This ruling applies for the following periods:
Year ending 30 June 2012
Year ending 30 June 2013
Year ending 30 June 2014
Year ending 30 June 2015
The scheme commences on:
1 July 2011
Relevant facts and circumstances
The body corporate manages a number of townhouses and is proposing to install a grid feeding photovoltaic (PV) system on one of structures on common land.
You state that you are eligible to participate in a gross feed-in tariff scheme (the scheme).
The purpose of the PV system is for the owner's corporation to produce, by renewable means, about the same amount of power as you consume.
The renewable energy certificates (RECs) would be assigned to the installer of the PV system in exchange for a discount on the price of the system allowing a larger system to be purchased.
The PV system is likely to produce a similar amount of electricity to your annual consumption.
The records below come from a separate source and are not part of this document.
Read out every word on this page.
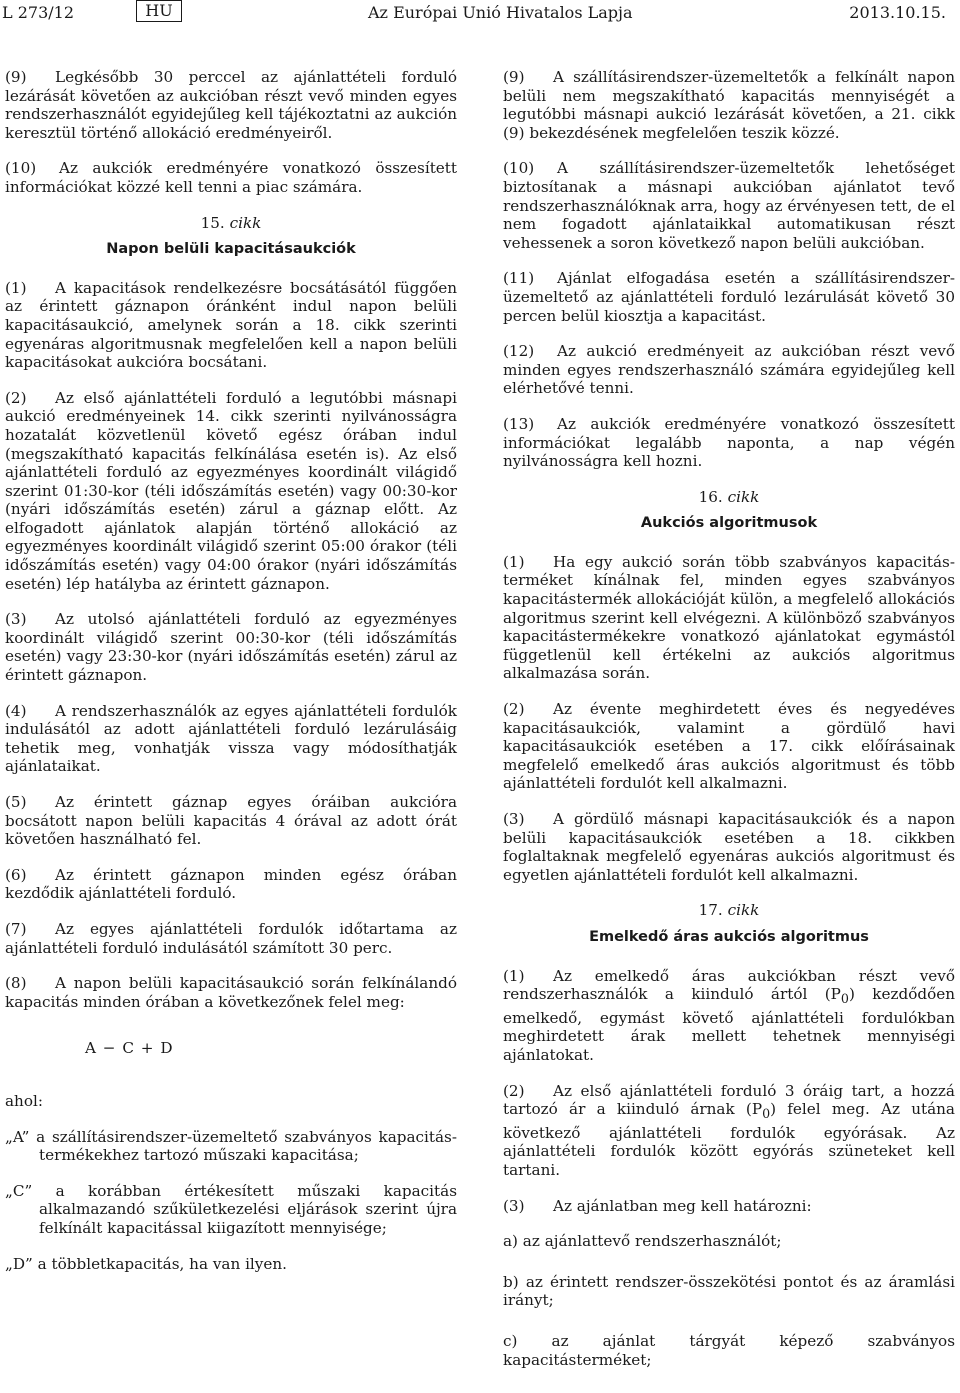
L 273/12	HU	Az Európai Unió Hivatalos Lapja	2013.10.15.

(9) Legkésőbb 30 perccel az ajánlattételi forduló lezárását követően az aukcióban részt vevő minden egyes rendszerhasználót egyidejűleg kell tájékoztatni az aukción keresztül történő allokáció eredményeiről.

(10) Az aukciók eredményére vonatkozó összesített információkat közzé kell tenni a piac számára.

15. cikk
Napon belüli kapacitásaukciók

(1) A kapacitások rendelkezésre bocsátásától függően az érintett gáznapon óránként indul napon belüli kapacitásaukció, amelynek során a 18. cikk szerinti egyenáras algoritmusnak megfelelően kell a napon belüli kapacitásokat aukcióra bocsátani.

(2) Az első ajánlattételi forduló a legutóbbi másnapi aukció eredményeinek 14. cikk szerinti nyilvánosságra hozatalát közvetlenül követő egész órában indul (megszakítható kapacitás felkínálása esetén is). Az első ajánlattételi forduló az egyezményes koordinált világidő szerint 01:30-kor (téli időszámítás esetén) vagy 00:30-kor (nyári időszámítás esetén) zárul a gáznap előtt. Az elfogadott ajánlatok alapján történő allokáció az egyezményes koordinált világidő szerint 05:00 órakor (téli időszámítás esetén) vagy 04:00 órakor (nyári időszámítás esetén) lép hatályba az érintett gáznapon.

(3) Az utolsó ajánlattételi forduló az egyezményes koordinált világidő szerint 00:30-kor (téli időszámítás esetén) vagy 23:30-kor (nyári időszámítás esetén) zárul az érintett gáznapon.

(4) A rendszerhasználók az egyes ajánlattételi fordulók indulásától az adott ajánlattételi forduló lezárulásáig tehetik meg, vonhatják vissza vagy módosíthatják ajánlataikat.

(5) Az érintett gáznap egyes óráiban aukcióra bocsátott napon belüli kapacitás 4 órával az adott órát követően használható fel.

(6) Az érintett gáznapon minden egész órában kezdődik ajánlattételi forduló.

(7) Az egyes ajánlattételi fordulók időtartama az ajánlattételi forduló indulásától számított 30 perc.

(8) A napon belüli kapacitásaukció során felkínálandó kapacitás minden órában a következőnek felel meg:

A − C + D

ahol:

„A” a szállításirendszer-üzemeltető szabványos kapacitástermékekhez tartozó műszaki kapacitása;

„C” a korábban értékesített műszaki kapacitás alkalmazandó szűkületkezelési eljárások szerint újra felkínált kapacitással kiigazított mennyisége;

„D” a többletkapacitás, ha van ilyen.

(9) A szállításirendszer-üzemeltetők a felkínált napon belüli nem megszakítható kapacitás mennyiségét a legutóbbi másnapi aukció lezárását követően, a 21. cikk (9) bekezdésének megfelelően teszik közzé.

(10) A szállításirendszer-üzemeltetők lehetőséget biztosítanak a másnapi aukcióban ajánlatot tevő rendszerhasználóknak arra, hogy az érvényesen tett, de el nem fogadott ajánlataikkal automatikusan részt vehessenek a soron következő napon belüli aukcióban.

(11) Ajánlat elfogadása esetén a szállításirendszer-üzemeltető az ajánlattételi forduló lezárulását követő 30 percen belül kiosztja a kapacitást.

(12) Az aukció eredményeit az aukcióban részt vevő minden egyes rendszerhasználó számára egyidejűleg kell elérhetővé tenni.

(13) Az aukciók eredményére vonatkozó összesített információkat legalább naponta, a nap végén nyilvánosságra kell hozni.

16. cikk
Aukciós algoritmusok

(1) Ha egy aukció során több szabványos kapacitásterméket kínálnak fel, minden egyes szabványos kapacitástermék allokációját külön, a megfelelő allokációs algoritmus szerint kell elvégezni. A különböző szabványos kapacitástermékekre vonatkozó ajánlatokat egymástól függetlenül kell értékelni az aukciós algoritmus alkalmazása során.

(2) Az évente meghirdetett éves és negyedéves kapacitásaukciók, valamint a gördülő havi kapacitásaukciók esetében a 17. cikk előírásainak megfelelő emelkedő áras aukciós algoritmust és több ajánlattételi fordulót kell alkalmazni.

(3) A gördülő másnapi kapacitásaukciók és a napon belüli kapacitásaukciók esetében a 18. cikkben foglaltaknak megfelelő egyenáras aukciós algoritmust és egyetlen ajánlattételi fordulót kell alkalmazni.

17. cikk
Emelkedő áras aukciós algoritmus

(1) Az emelkedő áras aukciókban részt vevő rendszerhasználók a kiinduló ártól $(P_0)$ kezdődően emelkedő, egymást követő ajánlattételi fordulókban meghirdetett árak mellett tehetnek mennyiségi ajánlatokat.

(2) Az első ajánlattételi forduló 3 óráig tart, a hozzá tartozó ár a kiinduló árnak $(P_0)$ felel meg. Az utána következő ajánlattételi fordulók egyórásak. Az ajánlattételi fordulók között egyórás szüneteket kell tartani.

(3) Az ajánlatban meg kell határozni:

a) az ajánlattevő rendszerhasználót;

b) az érintett rendszer-összekötési pontot és az áramlási irányt;

c) az ajánlat tárgyát képező szabványos kapacitásterméket;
Under the feed-in tariff you would receive a credit per kilowatt hour resulting in a credit on your electricity account.
The feed-in tariff provides a credit at a premium rate for all of the electricity generated by the PV system which is fed directly into the grid. Customers then purchase the electricity they require for consumption at the retail rate.
You consume electricity for lighting of various paths and parking areas on your site. The electricity is used entirely for lighting of the common land and your consumption occurs entirely between dusk and dawn, precisely when you would expect to have no production from the PV system.
You intend to purchase 100 per cent accredited environmentally friendly power for your night-time consumption. You regard the grid as acting, in effect, like a battery into which you will feed the renewable energy you have made by day and from which you will withdraw an equivalent amount by night.
The credit received on your account for day-time production is expected to approximately match your costs for night consumption of power when considered over the period of the feed-in traffic considering both the supply and the consumption charges. In the earlier years you would expect to receive more credit than debit on the account but by the end of the period electricity costs may have risen to match or exceed the fixed credit.
You have provided an estimate of your electricity costs and an estimate of the credits you expect to receive for the electricity generated by the PV system.
Relevant legislative provisions
Income Tax Assessment Act 1997
Subsection 104-10(2)
Does Part IVA apply to this ruling?
Part IVA of the Income Tax Assessment Act 1936 (ITAA 1936) is a general anti-avoidance rule that can apply in certain circumstances if you or another taxpayer obtains a tax benefit in connection with an arrangement and it can be concluded that the arrangement, or any part of it, was entered into or carried out by any person for the dominant purpose of enabling a tax benefit to be obtained. If Part IVA applies the tax benefit can be cancelled, for example, by disallowing a deduction that was otherwise allowable.
We have not fully considered the application of Part IVA of the ITAA 1936 to the arrangement you asked us to rule on, or to an associated or wider arrangement of which that arrangement is part.
If you want us to rule on whether Part IVA of the ITAA 1936 applies we will first need to obtain and consider all the facts about the arrangement which are relevant to determining whether Part IVA may apply.
For more information on Part IVA of the ITAA 1936, go to our website www.ato.gov.au and enter 'part iva general' in the search box on the top right of the page, then select: Part IVA: the general anti-avoidance rule for income tax.
Reasons for decision
The right to create RECs is a CGT asset. The right arises under the Renewable Energy (Electricity) Act 2000 (Taxation Determination TD 1999/77).
CGT event A1 happens if a change in ownership occurs from you to another entity, whether because of some act or event or by operation of law, subsection 104-10(2) of the ITAA 1997.
The transfer of the right, viewed separately from the acquisition of the generation unit, might be taken to cause CGT event A1 to happen.
However in this case, where as part of the process of acquiring the small generation unit you assign your rights to the installer it is considered that the reality of the matter is that you are acquiring a generation unit and the assignment of the right to create a REC merely facilitates that acquisition.
Accordingly, where there is an assignment of the right to create a REC, and a reduction in the amount of money required to be paid for the small generation unit (the underlying asset), the CGT provisions of the ITAA 1997 will apply only to the acquisition of the underlying asset and not to the right that merely facilitates the acquisition.
As a result there will be no consequence under Part 3-1 of the ITAA 1997 for the body corporate in assigning their right to create RECs to the installer in the process of acquiring the small generation solar system.
Note: in situations where the taxpayer creates the RECs and disposes of them, such dealings are likely to be CGT events.